Attendons, pour exhiber une image édifiante, de prendre ledit joueur après son déjeuner de midi, quand le manque de sommeil commence à se faire sentir. Alors nous verrons un être torpide, éreinté, diminué, et dont l’exemple n’a rien d’engageant.

Pour Marcel Langrevin, qui venait de passer une série de nuits incomplètes, la fatale dépression ne devait pas attendre l’heure de midi pour se manifester.
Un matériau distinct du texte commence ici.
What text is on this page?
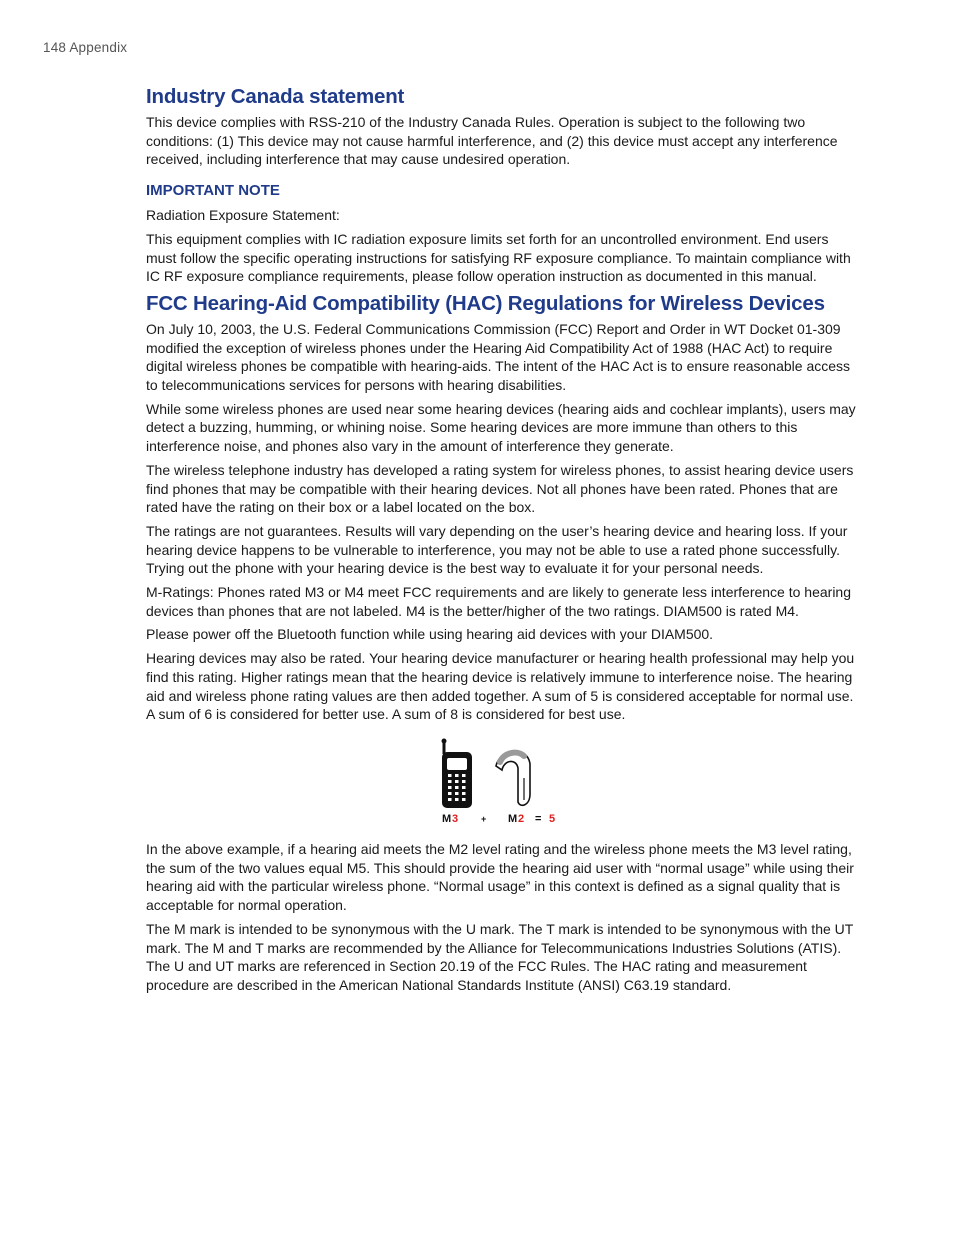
148 Appendix
Industry Canada statement

This device complies with RSS-210 of the Industry Canada Rules. Operation is subject to the following two conditions: (1) This device may not cause harmful interference, and (2) this device must accept any interference received, including interference that may cause undesired operation.

IMPORTANT NOTE

Radiation Exposure Statement:

This equipment complies with IC radiation exposure limits set forth for an uncontrolled environment. End users must follow the specific operating instructions for satisfying RF exposure compliance. To maintain compliance with IC RF exposure compliance requirements, please follow operation instruction as documented in this manual.

FCC Hearing-Aid Compatibility (HAC) Regulations for Wireless Devices

On July 10, 2003, the U.S. Federal Communications Commission (FCC) Report and Order in WT Docket 01-309 modified the exception of wireless phones under the Hearing Aid Compatibility Act of 1988 (HAC Act) to require digital wireless phones be compatible with hearing-aids. The intent of the HAC Act is to ensure reasonable access to telecommunications services for persons with hearing disabilities.

While some wireless phones are used near some hearing devices (hearing aids and cochlear implants), users may detect a buzzing, humming, or whining noise. Some hearing devices are more immune than others to this interference noise, and phones also vary in the amount of interference they generate.

The wireless telephone industry has developed a rating system for wireless phones, to assist hearing device users find phones that may be compatible with their hearing devices. Not all phones have been rated. Phones that are rated have the rating on their box or a label located on the box.

The ratings are not guarantees. Results will vary depending on the user’s hearing device and hearing loss. If your hearing device happens to be vulnerable to interference, you may not be able to use a rated phone successfully. Trying out the phone with your hearing device is the best way to evaluate it for your personal needs.

M-Ratings: Phones rated M3 or M4 meet FCC requirements and are likely to generate less interference to hearing devices than phones that are not labeled. M4 is the better/higher of the two ratings. DIAM500 is rated M4.

Please power off the Bluetooth function while using hearing aid devices with your DIAM500.

Hearing devices may also be rated. Your hearing device manufacturer or hearing health professional may help you find this rating. Higher ratings mean that the hearing device is relatively immune to interference noise. The hearing aid and wireless phone rating values are then added together. A sum of 5 is considered acceptable for normal use. A sum of 6 is considered for better use. A sum of 8 is considered for best use.

M 3	+ M 2 = 5

In the above example, if a hearing aid meets the M2 level rating and the wireless phone meets the M3 level rating, the sum of the two values equal M5. This should provide the hearing aid user with “normal usage” while using their hearing aid with the particular wireless phone. “Normal usage” in this context is defined as a signal quality that is acceptable for normal operation.

The M mark is intended to be synonymous with the U mark. The T mark is intended to be synonymous with the UT mark. The M and T marks are recommended by the Alliance for Telecommunications Industries Solutions (ATIS). The U and UT marks are referenced in Section 20.19 of the FCC Rules. The HAC rating and measurement procedure are described in the American National Standards Institute (ANSI) C63.19 standard.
A peine assis derrière sa table-bureau, il parut très affaissé aux yeux d’Émile, le garçon. (Le concierge s’était retiré discrètement.)

Pourtant il eut la force de faire des recommandations hâtives, qui purent être proférées en un langage très abrégé, car Émile paraissait déjà au courant de la question.

Il s’agissait pour le garçon de se rendre au plus tôt dans la chambre de Marcel, et de donner au lit du jeune homme l’air fatigué que doit avoir une couche, après le réveil d’un jeune homme vertueux.

— Monsieur ne se repose pas ? demanda Émile.

Marcel répondit par un signe vague. Il n’avait pas la force d’expliquer qu’il valait mieux pour lui de ne pas s’étendre sur son lit, où il serait pris par un sommeil tenace dont certainement huit hommes vigoureux, maniant des leviers et des crics, ne fussent jamais parvenus à le tirer.

Émile partit donc vers sa besogne de camouflage.

Marcel, resté seul, étendit péniblement le bras vers un appareil téléphonique. La préposée dut avoir l’impression, d’après la voix mourante de l’abonné, que le numéro demandé était celui d’un saint prêtre, que l’on réclamait pour une extrême onction.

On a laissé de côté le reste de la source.